Senza poter entrare qui nel dettaglio del contesto che le produce, ciò che le caratterizza le “figure di potere“, come ad esempio quella dell’immagine qua sopra, è il fatto di condensare e incorporare un intreccio di spiritualità, gestione della comunità e amministrazione della giustizia del tutto diverso da quello al quale siamo abituati. Questi manufatti rappresentavano, spesso, la memoria degli antenati ed erano il risultato di una ricca collaborazione fra gli artigiani che le realizzavano e gli specialisti rituali che le “attivavano” dal punto di vista mistico.
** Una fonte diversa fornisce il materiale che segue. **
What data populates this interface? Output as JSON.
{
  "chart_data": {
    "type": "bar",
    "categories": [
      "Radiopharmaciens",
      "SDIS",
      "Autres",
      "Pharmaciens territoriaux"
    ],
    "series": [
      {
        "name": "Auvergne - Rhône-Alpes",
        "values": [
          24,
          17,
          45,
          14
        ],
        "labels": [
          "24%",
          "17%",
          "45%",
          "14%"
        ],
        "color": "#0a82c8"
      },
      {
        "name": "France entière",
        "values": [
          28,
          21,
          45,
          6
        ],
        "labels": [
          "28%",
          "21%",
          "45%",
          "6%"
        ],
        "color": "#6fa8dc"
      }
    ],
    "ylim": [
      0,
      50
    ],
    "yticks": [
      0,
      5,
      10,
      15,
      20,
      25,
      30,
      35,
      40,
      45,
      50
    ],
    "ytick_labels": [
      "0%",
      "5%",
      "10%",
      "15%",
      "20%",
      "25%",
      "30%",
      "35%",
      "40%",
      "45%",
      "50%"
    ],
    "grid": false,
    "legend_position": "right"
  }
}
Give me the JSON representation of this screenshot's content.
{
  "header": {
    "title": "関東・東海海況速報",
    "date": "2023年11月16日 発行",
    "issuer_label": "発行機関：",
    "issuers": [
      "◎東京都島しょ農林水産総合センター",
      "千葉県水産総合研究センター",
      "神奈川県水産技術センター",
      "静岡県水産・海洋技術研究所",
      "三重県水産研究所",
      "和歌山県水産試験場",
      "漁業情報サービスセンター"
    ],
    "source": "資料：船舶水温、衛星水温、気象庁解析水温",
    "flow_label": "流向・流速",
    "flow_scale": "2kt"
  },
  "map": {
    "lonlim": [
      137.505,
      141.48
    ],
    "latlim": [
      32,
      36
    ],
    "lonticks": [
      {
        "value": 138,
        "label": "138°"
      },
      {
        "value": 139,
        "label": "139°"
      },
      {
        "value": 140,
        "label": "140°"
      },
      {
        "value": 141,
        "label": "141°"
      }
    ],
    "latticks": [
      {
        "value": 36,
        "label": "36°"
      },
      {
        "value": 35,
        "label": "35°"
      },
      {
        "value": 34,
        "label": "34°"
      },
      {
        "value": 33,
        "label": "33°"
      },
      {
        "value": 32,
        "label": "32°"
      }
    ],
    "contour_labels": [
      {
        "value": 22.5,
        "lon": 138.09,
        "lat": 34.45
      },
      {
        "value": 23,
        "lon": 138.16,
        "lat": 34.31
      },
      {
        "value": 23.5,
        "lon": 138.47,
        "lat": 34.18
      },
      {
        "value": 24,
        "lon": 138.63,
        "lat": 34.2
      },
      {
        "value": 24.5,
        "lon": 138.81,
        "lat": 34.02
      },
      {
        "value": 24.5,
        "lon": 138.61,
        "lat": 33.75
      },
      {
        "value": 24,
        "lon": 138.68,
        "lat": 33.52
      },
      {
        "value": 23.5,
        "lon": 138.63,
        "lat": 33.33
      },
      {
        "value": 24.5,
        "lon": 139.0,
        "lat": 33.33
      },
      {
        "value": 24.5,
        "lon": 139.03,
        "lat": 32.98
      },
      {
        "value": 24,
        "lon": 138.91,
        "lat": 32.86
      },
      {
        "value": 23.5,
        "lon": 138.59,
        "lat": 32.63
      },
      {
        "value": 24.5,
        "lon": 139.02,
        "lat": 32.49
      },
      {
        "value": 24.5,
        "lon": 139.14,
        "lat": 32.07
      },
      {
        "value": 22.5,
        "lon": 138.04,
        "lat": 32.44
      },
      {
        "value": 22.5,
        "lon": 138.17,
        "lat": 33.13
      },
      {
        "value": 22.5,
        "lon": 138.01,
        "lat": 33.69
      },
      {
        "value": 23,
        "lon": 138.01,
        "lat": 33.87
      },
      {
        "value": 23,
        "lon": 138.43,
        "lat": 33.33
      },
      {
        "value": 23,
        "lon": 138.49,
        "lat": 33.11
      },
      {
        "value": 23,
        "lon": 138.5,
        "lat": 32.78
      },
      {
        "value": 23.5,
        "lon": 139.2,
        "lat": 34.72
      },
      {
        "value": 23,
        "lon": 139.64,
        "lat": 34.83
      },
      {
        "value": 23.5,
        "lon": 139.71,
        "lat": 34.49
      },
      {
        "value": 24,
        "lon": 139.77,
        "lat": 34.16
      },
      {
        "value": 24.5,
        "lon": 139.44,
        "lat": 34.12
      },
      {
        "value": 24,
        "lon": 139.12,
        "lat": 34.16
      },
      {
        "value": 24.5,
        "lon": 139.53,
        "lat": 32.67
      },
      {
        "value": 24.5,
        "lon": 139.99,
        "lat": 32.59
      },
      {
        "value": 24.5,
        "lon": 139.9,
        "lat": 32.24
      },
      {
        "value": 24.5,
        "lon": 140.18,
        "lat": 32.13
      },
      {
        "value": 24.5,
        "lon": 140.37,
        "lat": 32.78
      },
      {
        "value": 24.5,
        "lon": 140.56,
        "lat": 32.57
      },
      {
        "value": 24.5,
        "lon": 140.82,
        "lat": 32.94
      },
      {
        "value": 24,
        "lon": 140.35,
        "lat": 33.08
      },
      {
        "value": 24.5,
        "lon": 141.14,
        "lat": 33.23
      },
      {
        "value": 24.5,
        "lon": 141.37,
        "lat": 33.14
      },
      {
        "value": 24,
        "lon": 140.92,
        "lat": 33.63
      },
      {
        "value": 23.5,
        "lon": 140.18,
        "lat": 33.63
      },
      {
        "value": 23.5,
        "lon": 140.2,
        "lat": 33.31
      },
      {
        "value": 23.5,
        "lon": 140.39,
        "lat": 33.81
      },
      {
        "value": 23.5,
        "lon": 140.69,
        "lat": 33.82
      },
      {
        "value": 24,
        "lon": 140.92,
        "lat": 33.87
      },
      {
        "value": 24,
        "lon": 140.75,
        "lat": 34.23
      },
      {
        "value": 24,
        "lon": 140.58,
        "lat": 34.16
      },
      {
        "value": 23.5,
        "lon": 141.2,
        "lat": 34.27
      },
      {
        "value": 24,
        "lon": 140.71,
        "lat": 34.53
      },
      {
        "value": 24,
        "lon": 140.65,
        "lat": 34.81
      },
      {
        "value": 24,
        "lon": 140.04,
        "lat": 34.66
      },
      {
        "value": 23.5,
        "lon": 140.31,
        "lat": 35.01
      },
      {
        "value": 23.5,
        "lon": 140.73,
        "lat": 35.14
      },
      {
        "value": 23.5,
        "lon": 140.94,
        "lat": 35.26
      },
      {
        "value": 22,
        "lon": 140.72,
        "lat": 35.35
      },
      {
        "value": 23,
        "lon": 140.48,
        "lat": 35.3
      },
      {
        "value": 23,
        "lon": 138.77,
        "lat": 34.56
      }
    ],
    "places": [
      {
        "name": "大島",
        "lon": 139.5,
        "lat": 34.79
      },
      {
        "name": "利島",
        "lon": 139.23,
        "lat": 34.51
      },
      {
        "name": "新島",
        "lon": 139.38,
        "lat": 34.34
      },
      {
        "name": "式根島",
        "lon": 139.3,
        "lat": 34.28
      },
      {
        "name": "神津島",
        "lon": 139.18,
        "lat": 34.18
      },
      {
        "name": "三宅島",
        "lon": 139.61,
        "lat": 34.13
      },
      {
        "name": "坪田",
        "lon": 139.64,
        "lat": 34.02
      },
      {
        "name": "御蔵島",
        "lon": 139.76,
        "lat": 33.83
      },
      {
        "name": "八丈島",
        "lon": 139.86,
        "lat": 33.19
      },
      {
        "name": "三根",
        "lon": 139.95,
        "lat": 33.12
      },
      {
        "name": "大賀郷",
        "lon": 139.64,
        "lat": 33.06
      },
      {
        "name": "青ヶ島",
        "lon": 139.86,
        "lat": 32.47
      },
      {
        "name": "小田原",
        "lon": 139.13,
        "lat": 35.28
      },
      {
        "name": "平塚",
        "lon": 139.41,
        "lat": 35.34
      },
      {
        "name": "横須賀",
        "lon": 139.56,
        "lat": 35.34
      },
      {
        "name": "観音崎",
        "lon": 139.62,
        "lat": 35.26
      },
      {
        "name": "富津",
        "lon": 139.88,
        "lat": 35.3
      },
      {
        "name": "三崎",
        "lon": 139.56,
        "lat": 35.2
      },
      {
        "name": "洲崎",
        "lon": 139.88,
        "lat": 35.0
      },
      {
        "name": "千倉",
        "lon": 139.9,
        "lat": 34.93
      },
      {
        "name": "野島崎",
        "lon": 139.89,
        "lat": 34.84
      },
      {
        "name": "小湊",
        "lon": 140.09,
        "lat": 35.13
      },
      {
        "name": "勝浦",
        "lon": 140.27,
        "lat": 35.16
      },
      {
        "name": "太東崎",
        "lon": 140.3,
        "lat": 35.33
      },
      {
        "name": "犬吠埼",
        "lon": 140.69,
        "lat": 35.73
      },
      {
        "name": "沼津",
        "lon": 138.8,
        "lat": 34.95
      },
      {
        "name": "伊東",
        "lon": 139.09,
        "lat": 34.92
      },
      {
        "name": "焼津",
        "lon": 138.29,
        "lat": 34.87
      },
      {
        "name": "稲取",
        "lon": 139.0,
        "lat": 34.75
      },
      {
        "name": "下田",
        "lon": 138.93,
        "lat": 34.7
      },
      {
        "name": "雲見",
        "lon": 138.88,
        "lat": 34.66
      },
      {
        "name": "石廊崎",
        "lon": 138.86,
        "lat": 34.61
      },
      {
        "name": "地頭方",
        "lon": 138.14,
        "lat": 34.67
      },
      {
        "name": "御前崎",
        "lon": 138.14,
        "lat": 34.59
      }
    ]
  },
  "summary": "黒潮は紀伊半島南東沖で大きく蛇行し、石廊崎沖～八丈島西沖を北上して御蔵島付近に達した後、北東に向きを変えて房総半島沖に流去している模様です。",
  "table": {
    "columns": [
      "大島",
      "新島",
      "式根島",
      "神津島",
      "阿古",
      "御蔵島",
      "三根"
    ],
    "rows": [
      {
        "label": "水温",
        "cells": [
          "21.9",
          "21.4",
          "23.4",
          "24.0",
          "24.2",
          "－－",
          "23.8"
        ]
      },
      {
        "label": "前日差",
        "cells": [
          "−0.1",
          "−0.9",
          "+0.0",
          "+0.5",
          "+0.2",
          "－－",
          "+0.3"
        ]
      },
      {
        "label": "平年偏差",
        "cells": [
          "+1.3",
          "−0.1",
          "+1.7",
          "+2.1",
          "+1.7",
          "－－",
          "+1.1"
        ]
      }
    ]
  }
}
Come sculture erano concepite già in partenza per essere la dimora di poteri mistici capaci di influenzare la realtà e venivano realizzate prevedendo speciali cavità, destinate a contenere oggetti e sostanze carichi di significato rituale.
Le figure Nkondi, in particolare, erano dei veri “cacciatori” di ingiustizie ed erano “interpellate” dagli specialisti rituali per risolvere dispute, identificare colpevoli, favorire la stipula di trattati. Lo scultore incaricato, dunque, realizzava una rappresentazione e poi lo specialista rituale la “caricava” di energia spirituale, arricchendola e inserendo nella cavità addominale o nella testa (punti scelti per specifiche ragioni simboliche) particolari oggetti o sostanze chiamate “bilongo“, ritenute in grado di attivare il potere della statua e connetterla al mondo spirituale. Ciò che trovo particolarmente interessante è il rapporto fra la rappresentazione e la realtà che la produce, che è molto diverso da ciò che apprendiamo nella nostra cultura. Non c’è, alla base della produzione delle statue Nkondi, la separazione netta fra figura e realtà che consideriamo normale e, neanche, quel rivolgersi al passato che costituisce in effetti l’unico potere che concediamo davvero alle rappresentazioni quando le mettiamo in relazione con la realtà, quello di imitarla e non certo di trasformarla. Nel caso delle figure Nkondi, invece, i materiali culturali usati per allestirle le portano ad essere veri catalizzatori delle energie sociali e dunque essae possono avere effetti sulla realtà che le hanno prodotte, ad esempio favorendo la risoluzione di conflitti o la riparazione di qualche torto.
In questo tipo di rappresentazione, in questo nesso materializzato fra presente e passato, individuo e collettività, fra ciò che è già accaduto e ciò che bisogna ancora far accadere, mi sembra di scorgere un modello che consente di raffigurare la memoria e di porgerla, tenendo vivo il senso del conflitto che ha nutrito gli eventi ma anche ponendo la rappresentazione stessa come elemento attivo del risarcimento. Non solo una nostalgica “memory box“, dunque o un anonimo “pubblico memoriale“, ma le due cose insieme; emotivamente e politicamente efficaci, proprio perché tenute insieme.
Per tutte queste ragioni (e probabilmente per altre ancora che ancora mi sfuggono), ho deciso di raffigurare il prozio Emmerico come se fosse una figura di potere della tradizione congolese; uno Nkondi-Boso diciamo. E ho deciso di iniziare a farlo realizzando una prova in cartapesta, di cui ho cominciato a realizzare con carta, nastro adesivo e fil di ferro la struttura. La figura sarà poi allestita e decorata, “attivata” spiritualmente insomma, con diversi materiali come immagini e copie di documenti, che attestano diversi momenti della sua vicenda personale, familiare e politica.